WASHINGTON (Reuters) - The U.S. Supreme Court on Monday declined to hear a Johnson & Johnson subsidiary’s appeal of a $124 million penalty imposed by South Carolina after a jury found the drugmaker had improperly marketed the anti-psychotic drug Risperdal and concealed its risks.
The court’s decision not to hear the appeal filed by Johnson & Johnson’s Janssen Pharmaceuticals means a South Carolina Supreme Court ruling from June that reduced the penalty to $124 million from $327 million remains intact.
Janssen’s lawyers said that, among others things, the award violated the prohibition on “excessive fines” under the U.S. Constitution’s Eighth Amendment. The U.S. Chamber of Commerce filed court papers asking the justices to hear the case.
The state appeals court upheld the jury’s finding about the marketing of Risperdal.
In reducing the amount of the penalty, the state court cited a provision in South Carolina law that no action can be taken in such cases after three years of the discovery of unlawful conduct. South Carolina filed its complaint in April 2007.
The state had sought civil penalties on two claims.
The first arose from the content of the written material of Risperdal prescriptions since 1994. The second centered on alleged false information contained in a 2003 letter Janssen sent to South Carolina’s prescribing physicians.

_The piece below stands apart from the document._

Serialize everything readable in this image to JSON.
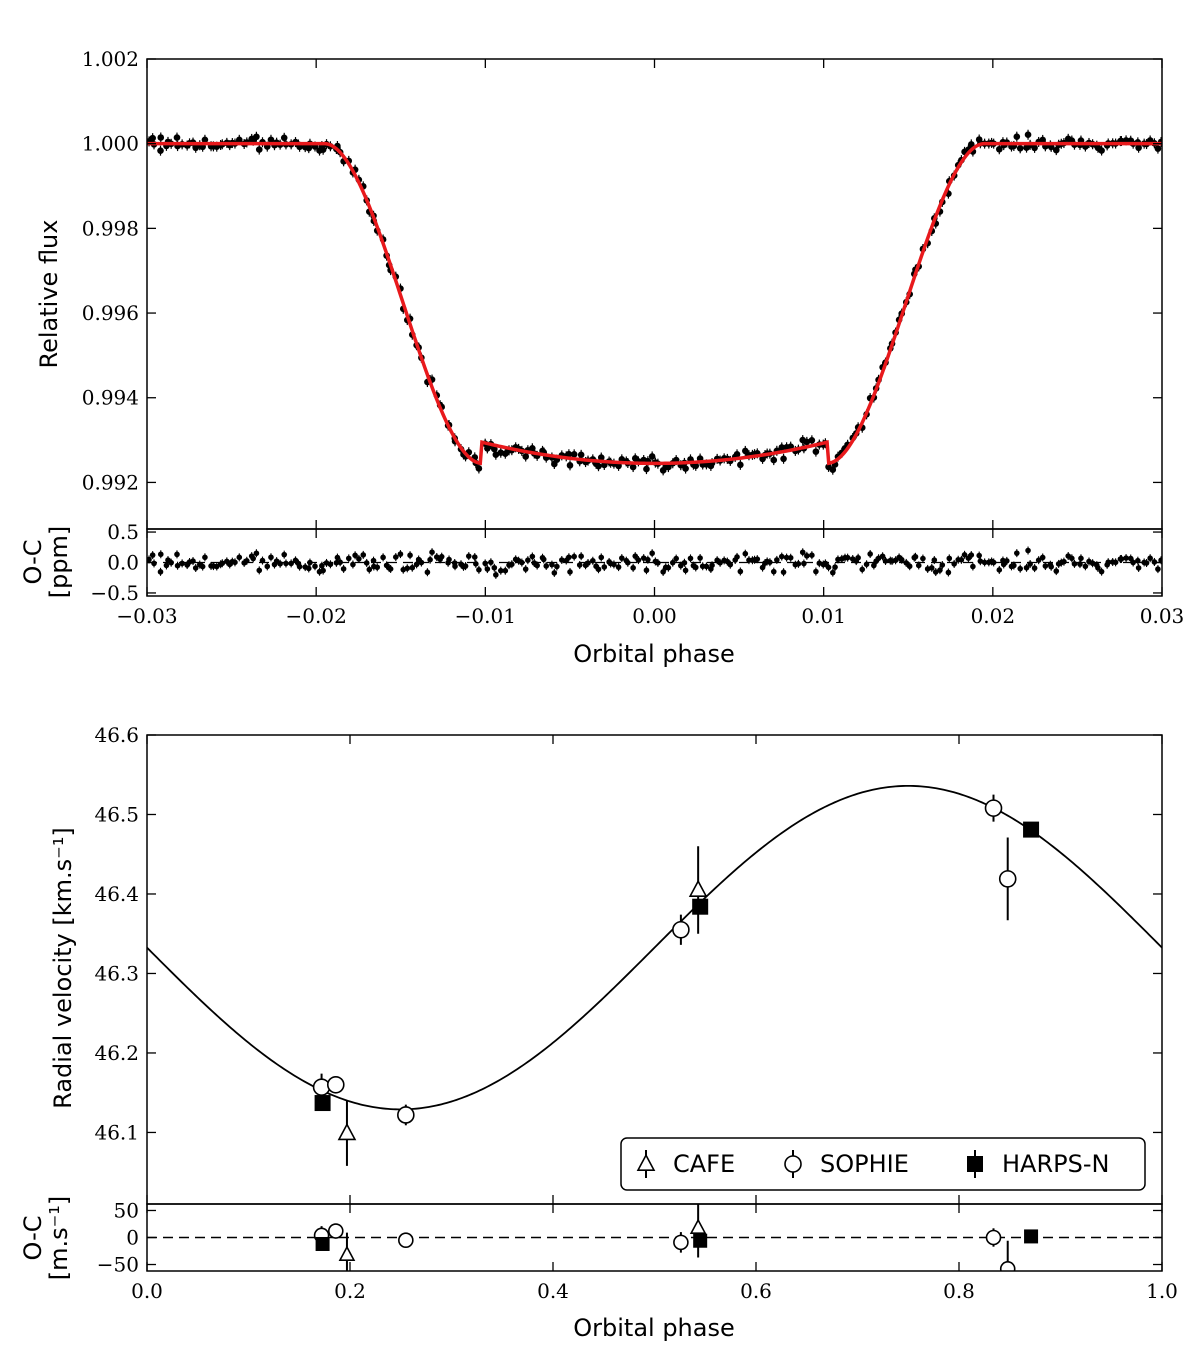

Risperdal, launched in 1994, is used to treat conditions including schizophrenia, bipolar disorder and irritability in people with autism. The drug and other anti-psychotic treatments have also been linked to side effects such as strokes, diabetes and weight gain.
The case is Ortho-McNeil-Janssen Pharmaceuticals Inc v. South Carolina, U.S. Supreme Court, No. 15-600.